It is an unlikely place to seek solace from city life, this 30-by-30-foot, dimly lit cubicle on the corner of La Cienega and Santa Monica boulevards.
But I've rushed here from work all the same, anticipating 45 minutes of grueling exercise with 20 other cycling fanatics, engaged in a communal sweat while each of us retreats into the universe of our own thoughts at Voight Fitness and Dance Center.
Variously known as "RPMs," "spinning," or "bikercise," it is an all-out assault on the cardiovascular system, nearly an hour of frenetic riding on stationary bikes to pulsating music and orders barked out by the instructor.
About 20 clunky yellow machines--built vaguely in the manner of racing bikes--are squeezed helter-skelter into the room. They all point Mecca-like toward a small platform where our teacher, Doug Blasdell, rides herd with a microphone amid a bank of audio equipment. Mirrors cover mostof two walls; several small windows let in a muted wash of the day's fading light.
It certainly isn't everyone's idea of paradise. But for me, it is an urban sanctuary, a place where I can fall silently into my thoughts while my body goes on automatic pilot.
One by one, riders click their cycling shoes into the pedals. Soon the world is reduced to the up-and-down strokes of locomotion, my singular physical vocation blending mystically into a shared ritual. Like a giant turbine slowly gaining speed, the bikes take on a unified revving sound.
"Let yourself get lost in the music," Doug yells out.
I do just that. My concentration is complete, letting the music seep in as I focus on my breathing, my stroke, my thoughts.
"Bring it up," Doug yells at his pedaling acolytes. We oblige him, tightening the tension on the flywheel and increasing the pace. The turbine roars.
The perspiration comes pouring off my forehead in steady streams now; my T-shirt is drenched through. The mirrors are thoroughly fogged, the air damp. I glance around at the other riders. They are in the same sweaty trance.
Doug leads us up imaginary hills, through lung-busting sprints and seemingly endless rounds of standing in the saddle, forcing us to use our thighs and glutes where quadriceps and calves just won't hack it.

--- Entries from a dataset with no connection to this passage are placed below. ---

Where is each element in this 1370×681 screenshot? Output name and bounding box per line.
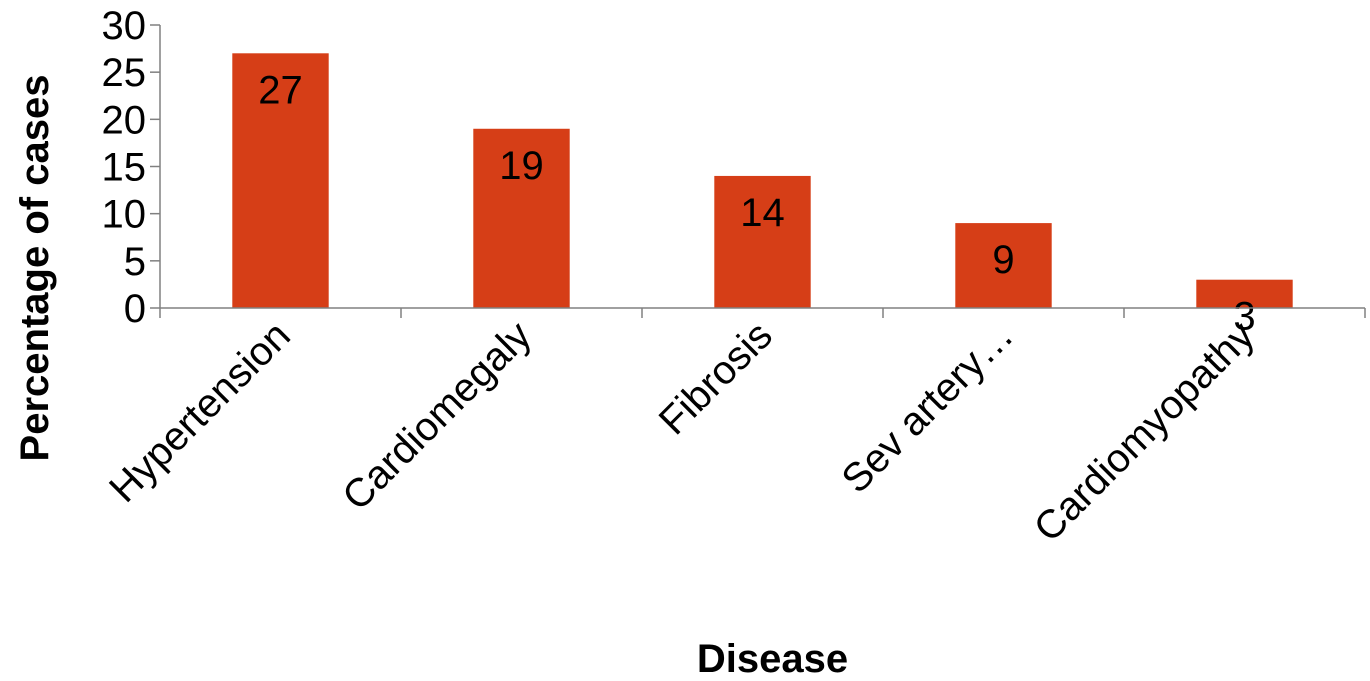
data-label: 9 (992, 238, 1014, 282)
y-tick-label: 25 (102, 51, 147, 95)
y-tick-label: 20 (102, 98, 147, 142)
x-axis-title: Disease (697, 637, 848, 681)
y-tick-label: 15 (102, 146, 147, 190)
y-tick-label: 10 (102, 193, 147, 237)
category-label: Sev artery… (834, 313, 1022, 501)
bars (232, 53, 1293, 308)
data-labels: 27 19 14 9 3 (258, 68, 1255, 338)
x-axis (159, 307, 1366, 318)
data-label: 3 (1233, 295, 1255, 339)
bar (714, 175, 811, 308)
y-axis-title: Percentage of cases (13, 75, 57, 462)
category-label: Cardiomyopathy (1026, 313, 1263, 550)
category-label: Fibrosis (651, 313, 781, 443)
category-label: Cardiomegaly (334, 313, 540, 519)
bar (232, 53, 329, 308)
data-label: 27 (258, 68, 303, 112)
category-labels: Hypertension Cardiomegaly Fibrosis Sev arte… (101, 313, 1263, 550)
data-label: 14 (740, 191, 785, 235)
bar (473, 128, 570, 308)
bar (1196, 279, 1293, 308)
y-tick-label: 30 (102, 4, 147, 48)
category-label: Hypertension (101, 313, 299, 511)
data-label: 19 (499, 144, 544, 188)
bar (955, 223, 1052, 308)
y-tick-label: 0 (124, 287, 146, 331)
y-tick-label: 5 (124, 240, 146, 284)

We move past exhaustion, the mere repetition of pedaling now its own end. At long last, the music slows to a New Age drone. We begin to let up our pace. Slowly I disengage from the bike. It is dark outside as we file from the studio.
I glance back and, deserted, it looks like any other drab room. The still-foggy mirrors, however, bear witness to the strange calm I now feel. And walking into the cool environs of early evening, I steel myself to take on the world once again.